How Much Beef Is Beef Salami?

Video: How Much Beef Is Beef Salami?

Video: How Much Beef Is Beef Salami?
Video: Making a 100% Beef Salami 2024, November
How Much Beef Is Beef Salami?
How Much Beef Is Beef Salami?
Anonim

Often in Bulgaria the products we consume are not exactly what is written on their labels. So it regularly happens that we buy cow's butter from palm trees, water chicken and starch sausages. In this list calmly finds a place and beef salami.

Recent inspections made in the store network of the country show that the otherwise liked sausage has almost everything else, but not beef.

This can be understood without laboratory analysis, if consumers bother to take a look at the labels that manufacturers are required to put on their products.

Upon closer inspection of the scarce information given to us by the producers, it can be seen that most of the Bulgarian beef salamis are made from lard, chicken skins, pork, dyes and preservatives.

Apart from this, if they have not yet given up on their purchase, consumers understand that the sausage they buy is richly "seasoned" with a whole range of chemicals, such as diphosphates, monosodium glutamate, sodium diphosphate and polyphosphate.

Usually the labels have a long series of known and unknown E's such as E 120, E 301, E 250, E 316, E 575, E 252 and others.

Salami
Salami

A study by the University of Food Technology found that most beef salami and sausages have a high content of machine-boned meat.

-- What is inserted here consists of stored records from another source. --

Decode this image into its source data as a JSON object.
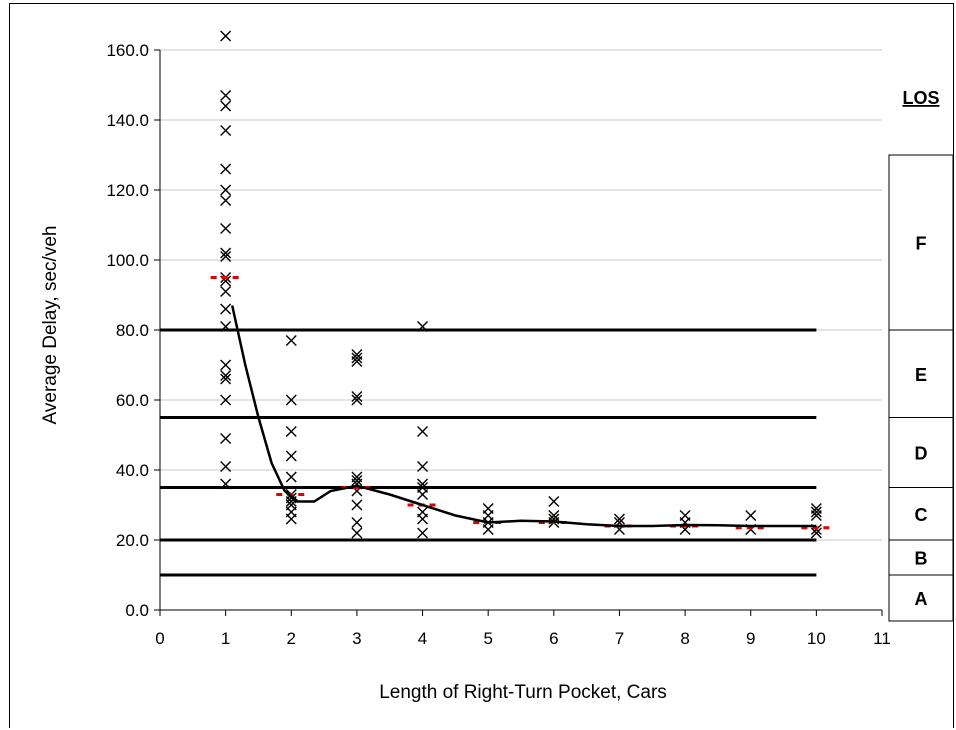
{
  "chart_data": {
    "type": "scatter",
    "xlabel": "Length of Right-Turn Pocket, Cars",
    "ylabel": "Average Delay, sec/veh",
    "xlim": [
      0,
      11
    ],
    "ylim": [
      0,
      160
    ],
    "x_ticks": [
      "0",
      "1",
      "2",
      "3",
      "4",
      "5",
      "6",
      "7",
      "8",
      "9",
      "10",
      "11"
    ],
    "y_ticks": [
      "0.0",
      "20.0",
      "40.0",
      "60.0",
      "80.0",
      "100.0",
      "120.0",
      "140.0",
      "160.0"
    ],
    "grid": "horizontal",
    "series": [
      {
        "marker": "x",
        "points": [
          [
            1,
            164
          ],
          [
            1,
            147
          ],
          [
            1,
            144
          ],
          [
            1,
            137
          ],
          [
            1,
            126
          ],
          [
            1,
            120
          ],
          [
            1,
            117
          ],
          [
            1,
            109
          ],
          [
            1,
            102
          ],
          [
            1,
            101
          ],
          [
            1,
            95
          ],
          [
            1,
            94
          ],
          [
            1,
            91
          ],
          [
            1,
            86
          ],
          [
            1,
            81
          ],
          [
            1,
            70
          ],
          [
            1,
            67
          ],
          [
            1,
            66
          ],
          [
            1,
            60
          ],
          [
            1,
            49
          ],
          [
            1,
            41
          ],
          [
            1,
            36
          ],
          [
            2,
            77
          ],
          [
            2,
            60
          ],
          [
            2,
            51
          ],
          [
            2,
            44
          ],
          [
            2,
            38
          ],
          [
            2,
            33
          ],
          [
            2,
            32
          ],
          [
            2,
            31
          ],
          [
            2,
            30
          ],
          [
            2,
            28
          ],
          [
            2,
            26
          ],
          [
            3,
            73
          ],
          [
            3,
            72
          ],
          [
            3,
            71
          ],
          [
            3,
            61
          ],
          [
            3,
            60
          ],
          [
            3,
            38
          ],
          [
            3,
            37
          ],
          [
            3,
            36
          ],
          [
            3,
            34
          ],
          [
            3,
            30
          ],
          [
            3,
            25
          ],
          [
            3,
            22
          ],
          [
            4,
            81
          ],
          [
            4,
            51
          ],
          [
            4,
            41
          ],
          [
            4,
            36
          ],
          [
            4,
            35
          ],
          [
            4,
            33
          ],
          [
            4,
            28
          ],
          [
            4,
            26
          ],
          [
            4,
            22
          ],
          [
            5,
            29
          ],
          [
            5,
            27
          ],
          [
            5,
            25
          ],
          [
            5,
            23
          ],
          [
            6,
            31
          ],
          [
            6,
            27
          ],
          [
            6,
            26
          ],
          [
            6,
            25
          ],
          [
            7,
            26
          ],
          [
            7,
            25
          ],
          [
            7,
            23
          ],
          [
            8,
            27
          ],
          [
            8,
            25
          ],
          [
            8,
            23
          ],
          [
            9,
            27
          ],
          [
            9,
            23
          ],
          [
            10,
            29
          ],
          [
            10,
            28
          ],
          [
            10,
            27
          ],
          [
            10,
            23
          ],
          [
            10,
            22
          ]
        ]
      },
      {
        "marker": "red-dash",
        "points": [
          [
            1,
            95
          ],
          [
            2,
            33
          ],
          [
            3,
            35
          ],
          [
            4,
            30
          ],
          [
            5,
            25
          ],
          [
            6,
            25
          ],
          [
            7,
            24
          ],
          [
            8,
            24
          ],
          [
            9,
            23.5
          ],
          [
            10,
            23.5
          ]
        ]
      },
      {
        "marker": "line",
        "points": [
          [
            1.1,
            87
          ],
          [
            1.3,
            70
          ],
          [
            1.5,
            55
          ],
          [
            1.7,
            42
          ],
          [
            1.9,
            34
          ],
          [
            2.1,
            31
          ],
          [
            2.35,
            31
          ],
          [
            2.6,
            34
          ],
          [
            3,
            35.5
          ],
          [
            3.5,
            33
          ],
          [
            4,
            30
          ],
          [
            4.5,
            27
          ],
          [
            5,
            25
          ],
          [
            5.5,
            25.5
          ],
          [
            6,
            25.3
          ],
          [
            6.5,
            24.5
          ],
          [
            7,
            24
          ],
          [
            7.5,
            24
          ],
          [
            8,
            24.3
          ],
          [
            8.5,
            24.2
          ],
          [
            9,
            24
          ],
          [
            9.5,
            24
          ],
          [
            10,
            24
          ]
        ]
      }
    ],
    "thresholds": [
      10,
      20,
      35,
      55,
      80
    ],
    "threshold_xmax": 10,
    "los": {
      "title": "LOS",
      "levels": [
        {
          "label": "A",
          "min": 0,
          "max": 10
        },
        {
          "label": "B",
          "min": 10,
          "max": 20
        },
        {
          "label": "C",
          "min": 20,
          "max": 35
        },
        {
          "label": "D",
          "min": 35,
          "max": 55
        },
        {
          "label": "E",
          "min": 55,
          "max": 80
        },
        {
          "label": "F",
          "min": 80,
          "max": 130
        }
      ]
    }
  }
}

It is also called prat (meat and bone homogenate). It is obtained from previously hand-cleaned bones of birds or warm-blooded slaughter animals.

The analysis found that the main content of this mixture, rather than meat, was mainly bone marrow and a certain amount of destroyed muscle or connective tissue, as well as a large percentage of ground bone powder.

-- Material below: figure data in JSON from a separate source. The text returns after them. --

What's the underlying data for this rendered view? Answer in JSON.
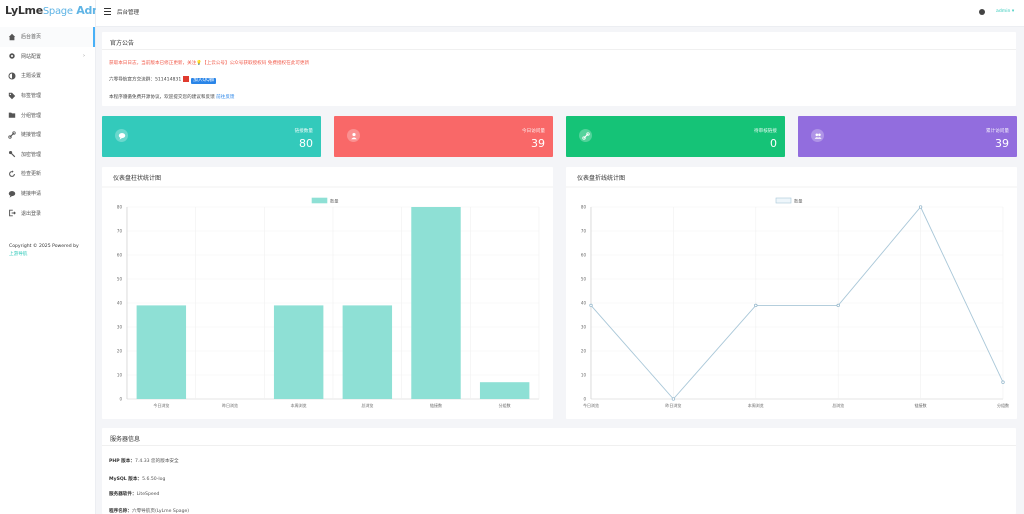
{
  "app": {
    "logo_main": "LyLme",
    "logo_sub": "Spage",
    "logo_admin": "Admin",
    "page_title": "后台管理"
  },
  "sidebar": {
    "items": [
      {
        "label": "后台首页",
        "icon": "home-icon"
      },
      {
        "label": "网站配置",
        "icon": "settings-icon"
      },
      {
        "label": "主题设置",
        "icon": "theme-icon"
      },
      {
        "label": "标签管理",
        "icon": "tag-icon"
      },
      {
        "label": "分组管理",
        "icon": "folder-icon"
      },
      {
        "label": "链接管理",
        "icon": "link-icon"
      },
      {
        "label": "加密管理",
        "icon": "key-icon"
      },
      {
        "label": "检查更新",
        "icon": "refresh-icon"
      },
      {
        "label": "链接申请",
        "icon": "comment-icon"
      },
      {
        "label": "退出登录",
        "icon": "logout-icon"
      }
    ],
    "copyright": "Copyright © 2025 Powered by",
    "copyright_link": "上游导航"
  },
  "header": {
    "user": "admin"
  },
  "notice": {
    "title": "官方公告",
    "line1": "获取本日日志，当前版本已修正更新，关注💡【上云公号】公众号获取授权码 免费授权在此可更新",
    "line2_prefix": "六零导航官方交流群：",
    "line2_group": "511414831",
    "line2_button": "加入QQ群",
    "line3_prefix": "本程序遵循免费开源协议，欢迎提交您的建议和反馈",
    "line3_link": "前往反馈"
  },
  "stats": [
    {
      "label": "链接数量",
      "value": "80",
      "color": "#33cabb",
      "icon": "comment-icon"
    },
    {
      "label": "今日访问量",
      "value": "39",
      "color": "#f96868",
      "icon": "user-icon"
    },
    {
      "label": "待审核链接",
      "value": "0",
      "color": "#15c377",
      "icon": "link-icon"
    },
    {
      "label": "累计访问量",
      "value": "39",
      "color": "#926dde",
      "icon": "users-icon"
    }
  ],
  "charts": {
    "bar_title": "仪表盘柱状统计图",
    "line_title": "仪表盘折线统计图"
  },
  "chart_data": [
    {
      "type": "bar",
      "title": "仪表盘柱状统计图",
      "categories": [
        "今日浏览",
        "昨日浏览",
        "本周浏览",
        "总浏览",
        "链接数",
        "分组数"
      ],
      "series": [
        {
          "name": "数量",
          "values": [
            39,
            0,
            39,
            39,
            80,
            7
          ]
        }
      ],
      "ylim": [
        0,
        80
      ],
      "yticks": [
        0,
        10,
        20,
        30,
        40,
        50,
        60,
        70,
        80
      ],
      "ytick_labels": [
        "0",
        "10",
        "20",
        "30",
        "40",
        "50",
        "60",
        "70",
        "80"
      ],
      "color": "#8ee0d5",
      "grid": true,
      "legend": "top-center"
    },
    {
      "type": "line",
      "title": "仪表盘折线统计图",
      "categories": [
        "今日浏览",
        "昨日浏览",
        "本周浏览",
        "总浏览",
        "链接数",
        "分组数"
      ],
      "series": [
        {
          "name": "数量",
          "values": [
            39,
            0,
            39,
            39,
            80,
            7
          ]
        }
      ],
      "ylim": [
        0,
        80
      ],
      "yticks": [
        0,
        10,
        20,
        30,
        40,
        50,
        60,
        70,
        80
      ],
      "ytick_labels": [
        "0",
        "10",
        "20",
        "30",
        "40",
        "50",
        "60",
        "70",
        "80"
      ],
      "color": "#a9c7d8",
      "grid": true,
      "legend": "top-center"
    }
  ],
  "server": {
    "title": "服务器信息",
    "rows": [
      {
        "label": "PHP 版本：",
        "value": "7.4.33 您的版本安全"
      },
      {
        "label": "MySQL 版本：",
        "value": "5.6.50-log"
      },
      {
        "label": "服务器软件：",
        "value": "LiteSpeed"
      },
      {
        "label": "程序名称：",
        "value": "六零导航页(LyLme Spage)"
      }
    ]
  }
}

A number of studies by Bulgarian and world experts have proven that the use of this mixture in the manufacture of sausages is dangerous and can lead to the development of Creutzfeldt-Jakobs syndrome, better known as Crazy Cow disease.

Apart from that, a huge percentage of the meat that is used in the production of Bulgarian sausages is about to spoil and even rot.

However, this does not worry producers, provided that the meat at this stage of decomposition may contain pathogenic microorganisms such as salmonella, listeria, staphylococci.